Modesto — Avalon Care Center, a nursing home in Modesto, was recently assessed a whopping 29 citations by the State Department of Public Health (DPH) for engaging in a reprehensible and systematic illegal eviction program to force out undesirable “long-term” residents. The facility was in the process of being sold in 2015 when word spread that the new owner wanted to “convert the facility to a sub-acute setting” and “didn’t want long-term care residents.”
Avalon Care Center staff began to purge all residents considered long-term. At least 29 residents were evicted from July through December 2015. None of the residents were provided the legally required written discharge notice, properly prepared and oriented before being moved, given proper discharge planning, or informed of their right to stay at Avalon regardless of the sale. As a result of the haphazard and unnecessary discharges, most of the residents suffered negative health and psychological consequences.

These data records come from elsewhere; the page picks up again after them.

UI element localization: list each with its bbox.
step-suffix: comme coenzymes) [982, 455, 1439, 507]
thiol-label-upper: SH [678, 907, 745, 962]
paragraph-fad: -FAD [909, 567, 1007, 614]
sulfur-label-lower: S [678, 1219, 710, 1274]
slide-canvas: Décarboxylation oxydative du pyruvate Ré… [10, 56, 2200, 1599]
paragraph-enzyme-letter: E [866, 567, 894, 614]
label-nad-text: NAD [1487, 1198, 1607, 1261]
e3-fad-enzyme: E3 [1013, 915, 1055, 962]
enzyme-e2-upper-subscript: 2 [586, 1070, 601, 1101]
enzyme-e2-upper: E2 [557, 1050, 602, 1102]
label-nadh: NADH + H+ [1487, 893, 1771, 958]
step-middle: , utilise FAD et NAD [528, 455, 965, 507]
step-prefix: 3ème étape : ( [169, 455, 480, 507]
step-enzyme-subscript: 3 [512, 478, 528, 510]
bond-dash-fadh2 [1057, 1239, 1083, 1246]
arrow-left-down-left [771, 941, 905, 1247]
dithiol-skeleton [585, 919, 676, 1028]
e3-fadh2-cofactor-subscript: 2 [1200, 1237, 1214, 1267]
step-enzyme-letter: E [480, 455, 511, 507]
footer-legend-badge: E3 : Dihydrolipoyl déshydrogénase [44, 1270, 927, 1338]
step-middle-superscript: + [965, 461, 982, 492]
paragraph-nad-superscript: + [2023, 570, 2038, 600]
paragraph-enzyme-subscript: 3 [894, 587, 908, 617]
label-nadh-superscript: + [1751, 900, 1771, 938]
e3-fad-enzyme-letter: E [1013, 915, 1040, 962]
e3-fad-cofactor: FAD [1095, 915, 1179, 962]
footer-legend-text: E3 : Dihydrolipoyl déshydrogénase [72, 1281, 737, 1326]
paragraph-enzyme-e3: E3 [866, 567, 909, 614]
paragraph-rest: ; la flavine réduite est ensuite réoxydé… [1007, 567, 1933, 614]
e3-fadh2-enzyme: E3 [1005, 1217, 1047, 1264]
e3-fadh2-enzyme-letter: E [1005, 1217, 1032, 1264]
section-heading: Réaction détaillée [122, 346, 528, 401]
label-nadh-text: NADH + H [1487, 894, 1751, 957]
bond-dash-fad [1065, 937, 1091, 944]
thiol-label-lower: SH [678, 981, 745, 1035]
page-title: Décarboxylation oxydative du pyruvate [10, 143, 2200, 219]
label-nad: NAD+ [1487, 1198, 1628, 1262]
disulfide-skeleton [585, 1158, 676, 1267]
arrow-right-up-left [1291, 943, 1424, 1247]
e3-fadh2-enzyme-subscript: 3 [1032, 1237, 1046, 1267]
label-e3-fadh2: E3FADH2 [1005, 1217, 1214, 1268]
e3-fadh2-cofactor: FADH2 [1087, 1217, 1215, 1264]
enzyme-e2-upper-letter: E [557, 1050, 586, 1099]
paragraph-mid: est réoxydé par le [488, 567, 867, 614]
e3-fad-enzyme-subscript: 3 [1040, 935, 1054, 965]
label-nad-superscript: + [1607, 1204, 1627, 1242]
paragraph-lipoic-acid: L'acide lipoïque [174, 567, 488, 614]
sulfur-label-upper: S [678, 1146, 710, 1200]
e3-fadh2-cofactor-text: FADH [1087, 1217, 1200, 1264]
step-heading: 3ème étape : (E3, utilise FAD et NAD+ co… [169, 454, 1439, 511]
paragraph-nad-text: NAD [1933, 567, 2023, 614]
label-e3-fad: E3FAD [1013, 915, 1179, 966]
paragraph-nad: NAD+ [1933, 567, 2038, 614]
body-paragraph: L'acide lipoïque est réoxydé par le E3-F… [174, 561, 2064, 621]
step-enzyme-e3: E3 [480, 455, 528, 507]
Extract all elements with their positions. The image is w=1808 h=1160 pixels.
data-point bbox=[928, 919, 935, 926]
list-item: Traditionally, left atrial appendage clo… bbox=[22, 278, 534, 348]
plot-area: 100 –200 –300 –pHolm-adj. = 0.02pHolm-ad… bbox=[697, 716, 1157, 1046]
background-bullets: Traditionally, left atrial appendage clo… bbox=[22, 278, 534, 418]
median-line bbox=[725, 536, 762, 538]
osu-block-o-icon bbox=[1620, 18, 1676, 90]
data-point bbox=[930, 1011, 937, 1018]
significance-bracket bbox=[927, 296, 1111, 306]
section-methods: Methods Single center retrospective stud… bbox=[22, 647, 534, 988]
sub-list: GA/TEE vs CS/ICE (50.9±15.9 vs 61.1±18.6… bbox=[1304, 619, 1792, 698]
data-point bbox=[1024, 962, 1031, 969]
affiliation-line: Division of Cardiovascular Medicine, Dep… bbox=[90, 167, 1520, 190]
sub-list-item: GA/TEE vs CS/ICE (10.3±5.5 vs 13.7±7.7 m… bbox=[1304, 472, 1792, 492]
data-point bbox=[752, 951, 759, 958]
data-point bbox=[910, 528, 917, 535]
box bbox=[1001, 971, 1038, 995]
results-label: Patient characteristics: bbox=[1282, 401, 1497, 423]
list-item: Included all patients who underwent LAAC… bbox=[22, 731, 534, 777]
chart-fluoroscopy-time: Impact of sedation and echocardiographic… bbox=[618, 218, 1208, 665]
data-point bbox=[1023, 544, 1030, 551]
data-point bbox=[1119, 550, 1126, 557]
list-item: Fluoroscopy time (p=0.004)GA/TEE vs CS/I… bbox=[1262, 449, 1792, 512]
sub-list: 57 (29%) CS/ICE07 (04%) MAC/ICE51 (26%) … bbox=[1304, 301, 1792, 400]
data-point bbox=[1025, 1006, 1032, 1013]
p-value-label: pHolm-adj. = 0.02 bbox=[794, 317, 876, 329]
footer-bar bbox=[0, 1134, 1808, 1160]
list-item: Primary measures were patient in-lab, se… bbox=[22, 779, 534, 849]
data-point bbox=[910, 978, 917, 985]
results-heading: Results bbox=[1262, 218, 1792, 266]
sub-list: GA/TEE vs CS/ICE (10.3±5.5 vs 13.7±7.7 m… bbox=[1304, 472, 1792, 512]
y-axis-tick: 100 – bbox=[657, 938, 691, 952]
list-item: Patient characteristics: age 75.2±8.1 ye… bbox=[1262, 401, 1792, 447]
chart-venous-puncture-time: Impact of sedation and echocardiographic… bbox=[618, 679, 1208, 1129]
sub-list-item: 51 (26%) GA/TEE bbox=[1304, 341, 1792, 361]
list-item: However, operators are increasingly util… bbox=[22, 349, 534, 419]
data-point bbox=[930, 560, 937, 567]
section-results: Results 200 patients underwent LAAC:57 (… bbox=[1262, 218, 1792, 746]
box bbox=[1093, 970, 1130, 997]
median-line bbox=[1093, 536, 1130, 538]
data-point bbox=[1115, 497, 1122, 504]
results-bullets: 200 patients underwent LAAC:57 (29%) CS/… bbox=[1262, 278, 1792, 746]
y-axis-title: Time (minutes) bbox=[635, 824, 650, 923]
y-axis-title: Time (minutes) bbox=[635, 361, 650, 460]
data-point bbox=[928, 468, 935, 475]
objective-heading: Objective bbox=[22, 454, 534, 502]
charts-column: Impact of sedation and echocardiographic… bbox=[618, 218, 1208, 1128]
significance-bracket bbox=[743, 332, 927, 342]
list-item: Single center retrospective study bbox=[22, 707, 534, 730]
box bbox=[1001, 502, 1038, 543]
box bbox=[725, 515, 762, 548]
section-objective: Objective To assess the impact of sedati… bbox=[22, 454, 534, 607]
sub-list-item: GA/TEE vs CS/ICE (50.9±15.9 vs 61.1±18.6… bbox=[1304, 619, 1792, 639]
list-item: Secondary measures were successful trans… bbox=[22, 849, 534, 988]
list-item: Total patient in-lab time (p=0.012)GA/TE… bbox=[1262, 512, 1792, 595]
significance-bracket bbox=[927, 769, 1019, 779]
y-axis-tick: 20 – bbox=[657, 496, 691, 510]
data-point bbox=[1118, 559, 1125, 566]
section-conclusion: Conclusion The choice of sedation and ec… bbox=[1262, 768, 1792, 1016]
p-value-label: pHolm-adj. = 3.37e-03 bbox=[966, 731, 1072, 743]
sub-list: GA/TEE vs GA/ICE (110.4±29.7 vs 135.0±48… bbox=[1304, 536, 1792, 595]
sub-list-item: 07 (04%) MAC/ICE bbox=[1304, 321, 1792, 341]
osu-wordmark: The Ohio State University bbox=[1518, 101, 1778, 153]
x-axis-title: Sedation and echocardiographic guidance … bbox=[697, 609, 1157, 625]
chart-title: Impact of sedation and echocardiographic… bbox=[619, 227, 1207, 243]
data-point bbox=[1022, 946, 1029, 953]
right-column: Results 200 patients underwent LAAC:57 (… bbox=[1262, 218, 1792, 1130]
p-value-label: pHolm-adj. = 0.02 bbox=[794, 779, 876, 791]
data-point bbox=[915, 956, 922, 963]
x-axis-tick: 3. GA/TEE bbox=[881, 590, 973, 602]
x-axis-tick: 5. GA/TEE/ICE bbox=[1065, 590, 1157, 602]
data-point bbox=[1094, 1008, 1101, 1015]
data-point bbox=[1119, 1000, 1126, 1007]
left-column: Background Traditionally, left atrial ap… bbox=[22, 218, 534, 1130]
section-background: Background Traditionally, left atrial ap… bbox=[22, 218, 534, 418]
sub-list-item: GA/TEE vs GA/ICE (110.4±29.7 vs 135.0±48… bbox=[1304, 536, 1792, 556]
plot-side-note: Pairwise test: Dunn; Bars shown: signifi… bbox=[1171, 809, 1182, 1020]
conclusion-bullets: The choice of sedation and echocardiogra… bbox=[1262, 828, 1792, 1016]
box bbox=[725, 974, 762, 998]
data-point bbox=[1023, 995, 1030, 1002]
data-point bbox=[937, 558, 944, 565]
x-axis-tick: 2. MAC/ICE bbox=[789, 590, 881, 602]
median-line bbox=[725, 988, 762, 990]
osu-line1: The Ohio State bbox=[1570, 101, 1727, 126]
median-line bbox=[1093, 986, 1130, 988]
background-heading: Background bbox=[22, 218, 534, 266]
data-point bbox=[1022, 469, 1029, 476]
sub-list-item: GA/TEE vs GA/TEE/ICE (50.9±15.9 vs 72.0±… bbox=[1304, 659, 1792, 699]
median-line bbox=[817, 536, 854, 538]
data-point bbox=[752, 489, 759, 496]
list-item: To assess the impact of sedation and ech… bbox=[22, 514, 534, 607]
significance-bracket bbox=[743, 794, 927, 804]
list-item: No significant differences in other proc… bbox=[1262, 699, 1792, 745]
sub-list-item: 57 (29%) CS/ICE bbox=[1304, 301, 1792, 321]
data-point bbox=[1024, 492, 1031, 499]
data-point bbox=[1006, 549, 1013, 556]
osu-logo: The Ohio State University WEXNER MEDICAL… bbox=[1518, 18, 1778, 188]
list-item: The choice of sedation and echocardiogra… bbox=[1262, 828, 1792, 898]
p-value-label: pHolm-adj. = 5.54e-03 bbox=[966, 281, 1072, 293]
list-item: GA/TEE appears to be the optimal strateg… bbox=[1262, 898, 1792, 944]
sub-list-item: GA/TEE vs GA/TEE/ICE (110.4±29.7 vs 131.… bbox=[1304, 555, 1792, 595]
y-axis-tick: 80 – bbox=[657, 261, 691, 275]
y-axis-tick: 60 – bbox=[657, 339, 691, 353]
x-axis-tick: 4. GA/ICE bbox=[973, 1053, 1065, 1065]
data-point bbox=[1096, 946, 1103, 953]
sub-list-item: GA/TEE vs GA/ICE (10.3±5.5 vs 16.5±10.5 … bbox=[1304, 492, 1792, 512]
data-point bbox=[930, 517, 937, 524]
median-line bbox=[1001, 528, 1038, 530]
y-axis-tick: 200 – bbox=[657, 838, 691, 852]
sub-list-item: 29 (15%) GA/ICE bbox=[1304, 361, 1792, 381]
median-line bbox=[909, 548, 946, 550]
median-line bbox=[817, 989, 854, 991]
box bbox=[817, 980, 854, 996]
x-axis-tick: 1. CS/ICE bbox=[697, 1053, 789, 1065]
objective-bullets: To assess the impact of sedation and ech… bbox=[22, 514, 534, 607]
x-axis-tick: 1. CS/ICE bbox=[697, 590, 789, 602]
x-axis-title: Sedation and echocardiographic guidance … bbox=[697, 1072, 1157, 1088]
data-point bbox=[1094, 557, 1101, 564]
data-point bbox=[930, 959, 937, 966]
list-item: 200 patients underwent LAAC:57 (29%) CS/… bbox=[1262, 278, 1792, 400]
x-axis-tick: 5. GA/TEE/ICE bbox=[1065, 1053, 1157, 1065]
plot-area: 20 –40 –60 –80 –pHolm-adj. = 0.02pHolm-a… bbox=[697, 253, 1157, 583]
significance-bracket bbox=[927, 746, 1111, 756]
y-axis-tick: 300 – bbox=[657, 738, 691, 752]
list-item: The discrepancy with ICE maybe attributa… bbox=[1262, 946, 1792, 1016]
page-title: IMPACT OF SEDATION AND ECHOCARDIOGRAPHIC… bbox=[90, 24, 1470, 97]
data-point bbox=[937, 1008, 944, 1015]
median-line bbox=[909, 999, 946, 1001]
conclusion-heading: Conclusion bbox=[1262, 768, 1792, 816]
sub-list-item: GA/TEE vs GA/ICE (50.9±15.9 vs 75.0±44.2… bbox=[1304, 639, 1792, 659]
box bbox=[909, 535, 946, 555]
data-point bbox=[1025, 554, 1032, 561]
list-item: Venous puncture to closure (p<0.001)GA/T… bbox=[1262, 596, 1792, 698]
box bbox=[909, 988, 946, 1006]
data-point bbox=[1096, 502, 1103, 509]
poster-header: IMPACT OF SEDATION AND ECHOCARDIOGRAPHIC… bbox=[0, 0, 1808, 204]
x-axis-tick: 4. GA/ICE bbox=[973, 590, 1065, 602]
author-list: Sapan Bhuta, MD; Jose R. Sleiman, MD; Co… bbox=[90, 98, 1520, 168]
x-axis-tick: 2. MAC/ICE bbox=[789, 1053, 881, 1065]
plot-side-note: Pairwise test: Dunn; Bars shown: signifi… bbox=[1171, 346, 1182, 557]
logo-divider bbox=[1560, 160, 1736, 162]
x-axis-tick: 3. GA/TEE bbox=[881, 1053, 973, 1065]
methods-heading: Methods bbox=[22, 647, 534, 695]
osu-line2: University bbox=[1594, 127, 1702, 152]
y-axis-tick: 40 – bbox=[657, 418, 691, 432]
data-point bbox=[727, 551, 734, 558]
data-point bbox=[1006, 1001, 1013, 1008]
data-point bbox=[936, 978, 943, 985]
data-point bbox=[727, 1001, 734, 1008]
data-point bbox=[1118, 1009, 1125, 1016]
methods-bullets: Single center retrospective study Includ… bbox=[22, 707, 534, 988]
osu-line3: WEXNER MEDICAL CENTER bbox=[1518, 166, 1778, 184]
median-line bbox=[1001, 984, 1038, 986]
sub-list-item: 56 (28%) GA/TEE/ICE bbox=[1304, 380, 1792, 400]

Among the mass eviction lowlights described by the DPH citations:
- A male resident was discharged to an out of state nursing home over 900 miles away. On the morning of the flight to his new home, the resident was not given his medications, his bags were not packed, and he had not eaten. He was not given any disposable briefs despite being incontinent. He cried on the plane and sat in a wet and soiled brief for twelve hours. When the resident arrived, he had an excoriated buttocks and perineum.
- A female resident was moved to a different nursing home after living at Avalon for 12 years. The resident stated that she felt she “didn’t have a choice” and had to leave. Upon arriving at the new nursing home, she became depressed and “did nothing but cry.” She engaged in a hunger strike, losing nine percent of her body weight in one month. Eventually she was readmitted to the facility.
- A male resident was discharged to his pregnant daughter’s mobile home despite multiple physical disabilities and requiring two people to assist him. Three months later, the resident had declined, was riddled with bedsores, and his daughter was overwhelmed, stating “we can’t do this anymore.”
In addition, several residents were sent to other nursing homes with only a day’s notice or sent to facilities that were farther away from family and friends. Many of the discharged residents expressed sentiments that they had been “kicked out” or very poorly treated. The continuity of their care was shattered and their trust broken.
Pat McGinnis, CANHR’s Executive Director, stated “there is an epidemic of illegal and unsafe evictions from nursing homes throughout the state and this is perhaps the worst case I have ever seen. Nursing homes increasingly focus on higher paying therapy residents at the expense of poorer long-term or ‘custodial’ residents. When residents threaten this profit-making model, they all too often are thrown out illegally.”
The forced exodus at Avalon came just months after a similar mass eviction from another Modesto nursing home, Vintage Faire Nursing and Rehabilitation Center and follows an explosion of illegal nursing home evictions throughout the state with recent cases in Los Angeles, Bakersfield, Santa Cruz, and Richmond.
“The State’s Health and Human Services Agency does a terrible job of protecting residents from illegal evictions,” said CANHR Staff Attorney Tony Chicotel. “Nursing homes have learned that it is cheap and easy to evict problem residents and that the laws to ensure resident discharges are careful and safe can be entirely ignored.”